The 80-3-2 rule sounds like an encapsulation of the fact that any market is not monolithic: there are a variety of designs and price points possible. Someone like Apple may have successfully staked out the high end of the market, but there's still the middle and low end. How do you target it and make make money?
Two ways, really. You need to constantly look for ways to take costs out of your product, so you can sell at a lower price and still be profitable. And you need to attain high volume.
In a different area, supermarkets are instructive. By definition, most of what they sell are fungible commodities. A quart of milk is a quart of milk, regardless of whose name appears on the package, so competition reduces to price. Supermarkets have been steadily consolidating to gain economies of scale and lower costs, and to attain high volumes. If your margins are paper thin and you may make a penny on a dollar, your challenge is to take in a *lot* of dollars to make pennies on. (The measuring sticks for supermarkets are inventory turns and return on assets, not profit margins.)
Supermarkets have also been trying to move up the value chain. The ones around me give pride of place to frozen foods, deli counters and the like. These provide convenience by reducing the steps the shopper must take to get and serve food, because part of the labor has already been done, and carry higher price tags and better margins in consequence. Retailers look at sales/square foot of retail space, and want those sales to carry the highest margins possible.
Whether the 80-3-2 rule is sustainable will depend on how successful you are at reducing costs and building volume. You must do so faster than your competition. Size matters, and smaller competitors won't be able reduce costs enough or sell at high enough volumes to survive long term.
I'll lay out a simple matrix that clarifies the business strategies being compared:
Strategy 1 - Cost leadership: think Walmart. This is what Rockchip is modeling. Broad target, low cost leadership, adopt the 80% rule as stated
Strategy 2 - Differentiation: think Apple. Unique set of values (in their case integration of S/W and H/W) with a broad target
Strategy 3 - Focused cost leadership. Narrow target, low cost. Think Nokia as they are right now with 80% of sales coming from handsets under $50.
Strategy 4 - Focused differentiation. No one in this space comes to mind right now. But these are the guys trying to claw a niche out in this market.
Comparing Rockchip's target market with Apple's is two opposite ends of the spectrum and not comparable. When the market for tablets matures, the cost leadership strategy will gain traction and it won't be Apple that goes there at least under their current strategy.....if they try it will either mark a shift in business objective or that management has lost it's vision.
In many cases the product development starts from the marketing team who looks at the competitor and requests what they have plus a few more features.

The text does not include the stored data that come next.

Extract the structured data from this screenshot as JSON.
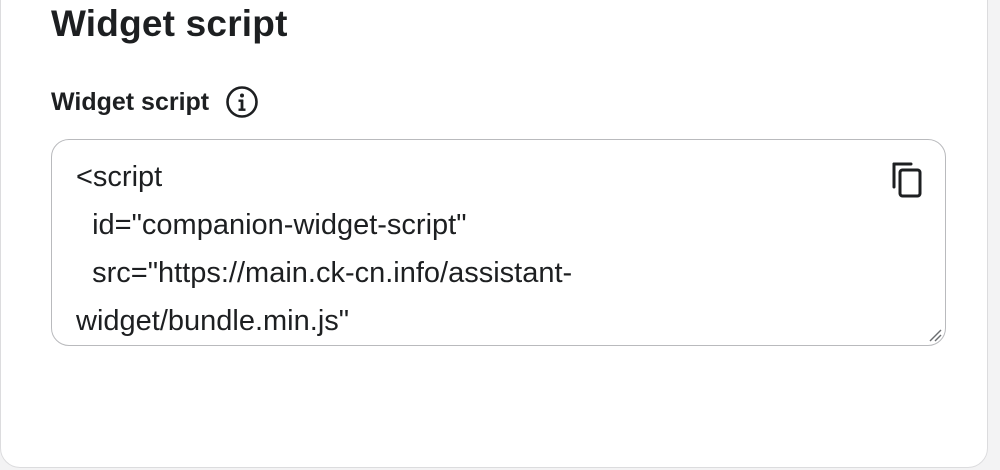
{
  "section": {
    "title": "Widget script"
  },
  "field": {
    "label": "Widget script",
    "info_icon": "info-circle-icon",
    "value": "<script\n  id=\"companion-widget-script\"\n  src=\"https://main.ck-cn.info/assistant-\nwidget/bundle.min.js\"",
    "copy_icon": "copy-icon"
  },
  "colors": {
    "text": "#1d1f21",
    "border": "#b9babd",
    "page_background": "#f3f3f4",
    "card_background": "#ffffff"
  }
}
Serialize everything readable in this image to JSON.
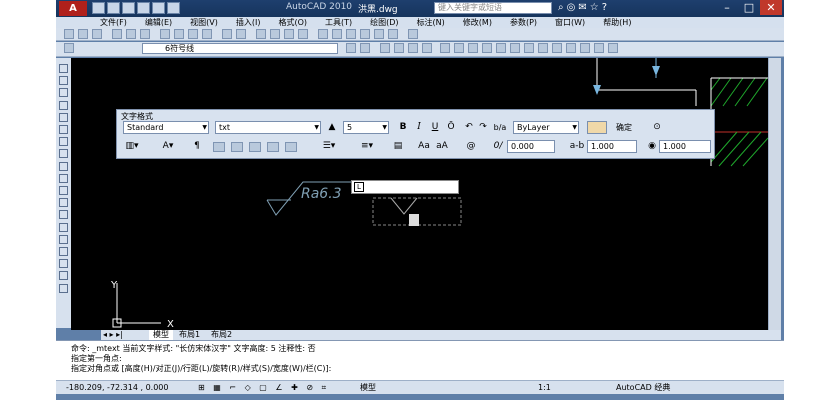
{
  "titlebar": {
    "logo_text": "A",
    "app_title": "AutoCAD 2010",
    "file_name": "洪黑.dwg",
    "search_placeholder": "键入关键字或短语"
  },
  "menu": [
    "文件(F)",
    "编辑(E)",
    "视图(V)",
    "插入(I)",
    "格式(O)",
    "工具(T)",
    "绘图(D)",
    "标注(N)",
    "修改(M)",
    "参数(P)",
    "窗口(W)",
    "帮助(H)"
  ],
  "layer_toolbar": {
    "layer_value": "6符号线"
  },
  "text_format": {
    "title": "文字格式",
    "style": "Standard",
    "font": "txt",
    "height": "5",
    "bold": "B",
    "italic": "I",
    "overline": "Ō",
    "color": "ByLayer",
    "ok_label": "确定",
    "oblique": "0.000",
    "tracking": "1.000",
    "width_factor": "1.000",
    "case_upper": "Aa",
    "case_lower": "aA",
    "symbol": "@"
  },
  "drawing": {
    "roughness_label": "Ra6.3",
    "axis_x": "X",
    "axis_y": "Y"
  },
  "tabs": {
    "model": "模型",
    "layout1": "布局1",
    "layout2": "布局2"
  },
  "command": {
    "line1": "命令:  _mtext 当前文字样式:  \"长仿宋体汉字\"  文字高度:  5  注释性:  否",
    "line2": "指定第一角点:",
    "line3": "指定对角点或 [高度(H)/对正(J)/行距(L)/旋转(R)/样式(S)/宽度(W)/栏(C)]:"
  },
  "status": {
    "coords": "-180.209, -72.314 , 0.000",
    "model_label": "模型",
    "scale": "1:1",
    "workspace": "AutoCAD 经典"
  }
}
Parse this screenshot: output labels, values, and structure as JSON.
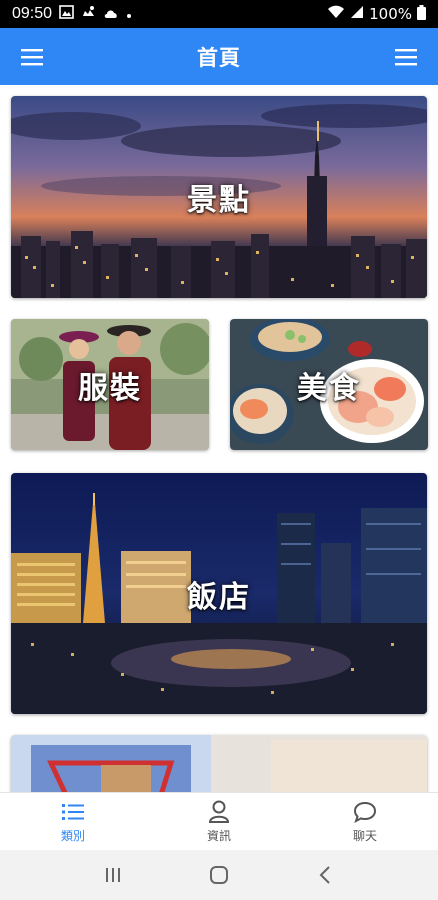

Japanese phones are a good example of this - they have everything you might imagine plus more.
On the other hand Apple is very frugal in what hardware they put into their products for the price point of American market can bear.
However I think 80-3-2 rule stands - if you can strip 20% of most expensive features, sell it for 1/3 of price you can always find buyers who would buy this product, play with it and thru away to get better but more expensive one. They would feel they paid 1+1/3 price justified to pay for their experience and mistakes.